Ath Haggoune, un village déserté

Si des documents historiques datant du 16ème siècle retracent encore l’existence de ce village (une copie est détenue par les membres de cette association), il n’en demeure pas moins qu’aujourd’hui, le retour des populations, qui ont vécu l’exode durant la décennie noire demeure assez complexe. En effet, même si des routes ont été refaites, des pistes agricoles tracées, le réseau électrique réhabilité, l’eau, facteur vital pour le développement d’une agriculture de montagne demeure une ressource rare. Seule la source de Tinzar alimentait l’ensemble des terres d’Ath Haggoune s’étendant sur plus de 500 hectares. «Dans les années 70 et jusque dans les années 90, nous cultivions des figues, des pêches et nos vergers étaient très bien entretenus. Sans parler du maraichage, du miel de nos ruchers et surtout de nos élevages ovins et bovins. Cette époque est hélas révolue. Mais aujourd’hui, avec les efforts de l’Etat pour la réhabilitation des routes et autres commodités, les habitants comptent revenir ici pour se réinstaller et développer des activités agro-pastorales. «Seule la source de Tinzar pourrait nous permettre de réaliser nos projets. Et cette source avait déjà été canalisée en 1830, comme l’atteste le canal d’irrigation datant de cette époque», dira M. Zane, membre de l’association Thaouyalt. Dans l’ancien village d’Ath Haggoune, on peut en effet voir les vestiges d’antan. Même des meules en pierre subsistent au milieu des ruines. «Il s’agit là des vestiges d’un ancien moulin à blé, preuve que la céréaliculture était prospère en ce temps-là», dira, en soupirante, M Boukamoum, un de nos accompagnateurs. Aux dires des membres de l’association Thaouyalt, qui misent beaucoup sur le retour des populations dans ces hameaux, il s’agit là également de faire découvrir les riches paysages de la région aux touristes qui fréquentent Tikjda. «Des habitations anciennes pourraient être retapées et servir ainsi de gîtes aux visiteurs. On gagnerait à faire connaitre cette destination. En outre, la source Tinzar est vraiment une curiosité de Dame Nature», espère M. Moumou.

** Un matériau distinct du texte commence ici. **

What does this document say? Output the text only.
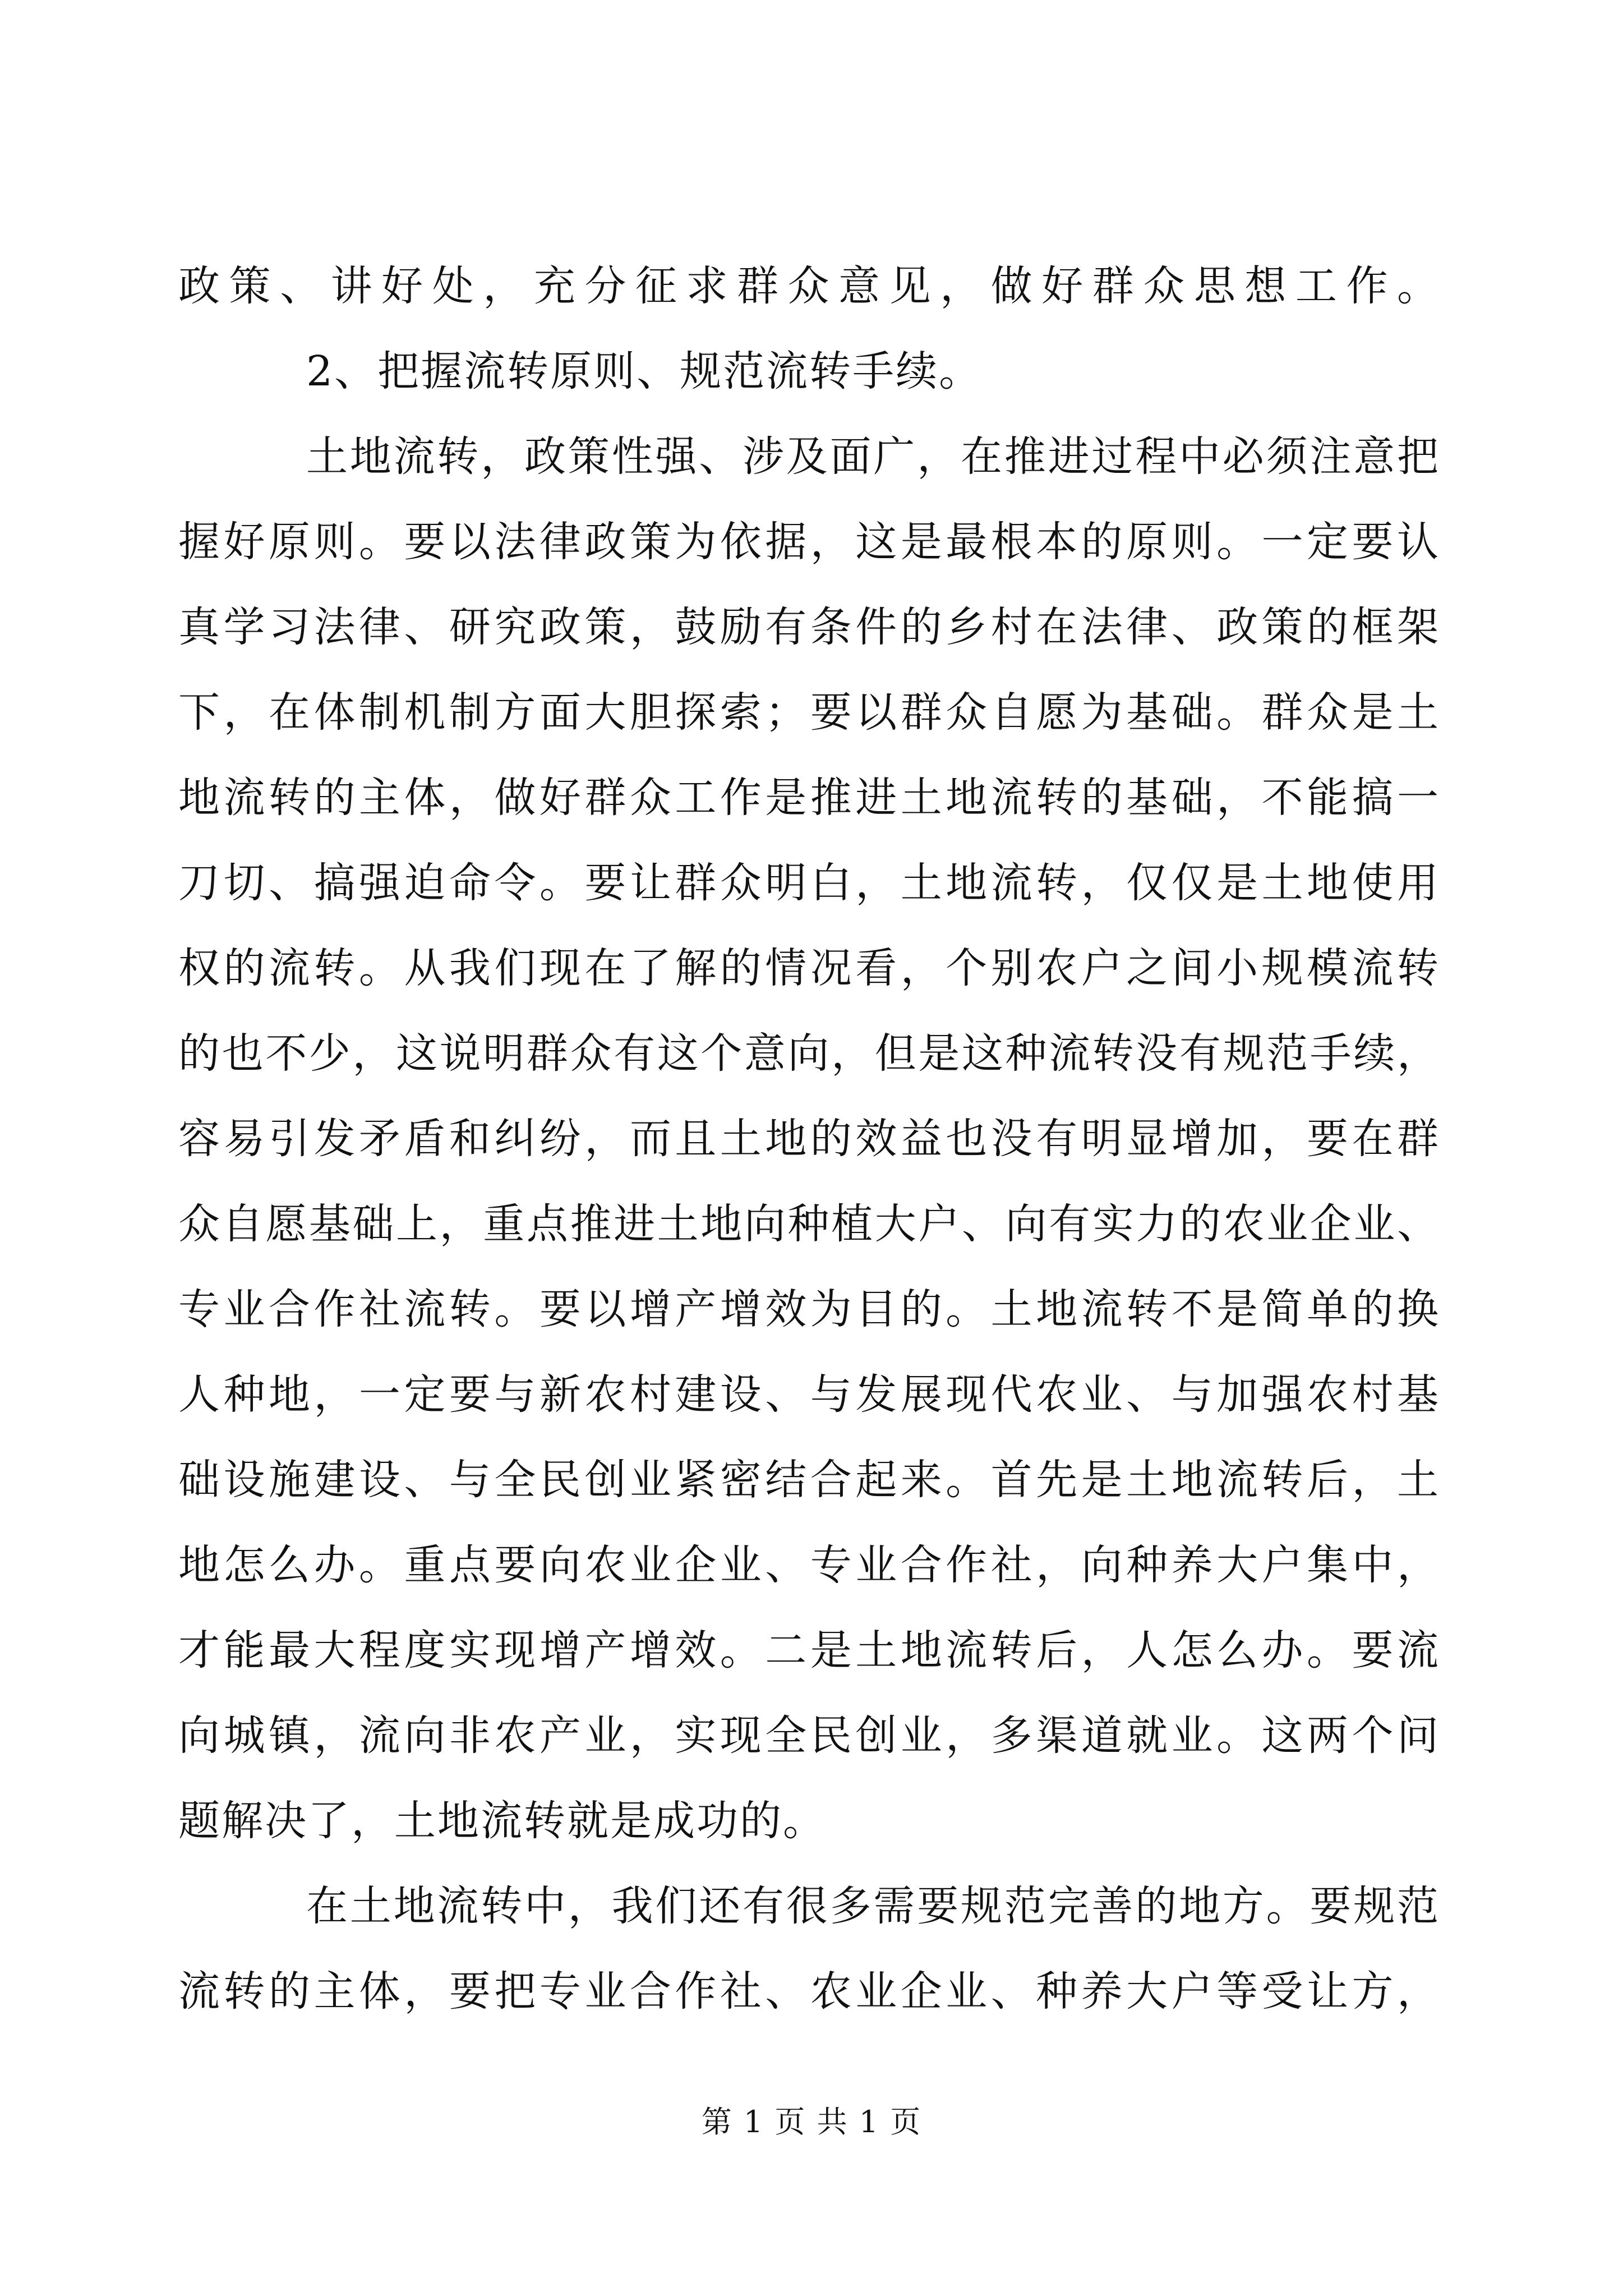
政策、讲好处，充分征求群众意见，做好群众思想工作。
2、把握流转原则、规范流转手续。
土地流转，政策性强、涉及面广，在推进过程中必须注意把
握好原则。要以法律政策为依据，这是最根本的原则。一定要认
真学习法律、研究政策，鼓励有条件的乡村在法律、政策的框架
下，在体制机制方面大胆探索；要以群众自愿为基础。群众是土
地流转的主体，做好群众工作是推进土地流转的基础，不能搞一
刀切、搞强迫命令。要让群众明白，土地流转，仅仅是土地使用
权的流转。从我们现在了解的情况看，个别农户之间小规模流转
的也不少，这说明群众有这个意向，但是这种流转没有规范手续，
容易引发矛盾和纠纷，而且土地的效益也没有明显增加，要在群
众自愿基础上，重点推进土地向种植大户、向有实力的农业企业、
专业合作社流转。要以增产增效为目的。土地流转不是简单的换
人种地，一定要与新农村建设、与发展现代农业、与加强农村基
础设施建设、与全民创业紧密结合起来。首先是土地流转后，土
地怎么办。重点要向农业企业、专业合作社，向种养大户集中，
才能最大程度实现增产增效。二是土地流转后，人怎么办。要流
向城镇，流向非农产业，实现全民创业，多渠道就业。这两个问
题解决了，土地流转就是成功的。
在土地流转中，我们还有很多需要规范完善的地方。要规范
流转的主体，要把专业合作社、农业企业、种养大户等受让方，
第 1 页 共 1 页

Un réseau d’irrigation séculaire

Entre l’ancien village d’Ath Haggoune et la source de Tinzar, environ trois kilomètres de distance en longeant l’oued Tinzar sur une piste en cours de réalisation dont une partie est déjà bitumée. En ce début de décembre, plusieurs véhicules sont stationnés et des familles s’adonnent déjà la cueillette des olives. Pour nos accompagnateurs, cette région ne tarderait pas à être entièrement repeuplée pour peu que la politique du gouvernement suive avec la réhabilitation de la source de Tinzar au profit des riverains d’Ath Haggoune. Non loin de la source de Tinzar, une autre source appelée Hellal laisse couler son eau à proximité de Ldjamaâ, un mausolée entourée de tombes formant un petit cimetière : «Il n’est pas rare que les gens de la région viennent ici pour faire des offrandes et prier. Lainsser Hellal est alimenté à partir de Tinzar, et si cette dernière venait à être canalisée au profit de la localité de Slim, ce sont 3 châteaux d’eau situés plus bas qui seraient privés de ce précieux liquide et pas moins de 2 000 foyers qui seraient également confrontés à une crise d’eau potable», explique M. Boukamoum. Le canal d’irrigation séculaire qui achemine l’eau de la source de Tinzar vers les hameaux d’Ath Haggoune nécessite une sérieuse opération de rénovation, afin de retrouver sa vocation initiale. Les mauvaises herbes ont poussé tout le long de ce réseau et par endroits des éboulements ont causé des dégâts sur plusieurs dizaines de mètres. Ce canal qui prenait naissance en contrebas de la source desservait des hameaux situés à plusieurs kilomètres, mais faisait également office de réseau de… données ! C’est ce qu’affirment nos accompagnateurs en racontant une anecdote d’un genre assez particulier : «A l’époque, nos grands parents avaient de la famille établie dans les plaines, et lorsqu’ils éprouvaient le besoin de les voir pour les inviter à un diner ou un déjeuner, ils éviscéraient une bête et les boyaux étaient jetés dans le canal d’irrigation. En contrebas, les membres de la famille étaient ainsi avertis qu’ils étaient invités à une waâda».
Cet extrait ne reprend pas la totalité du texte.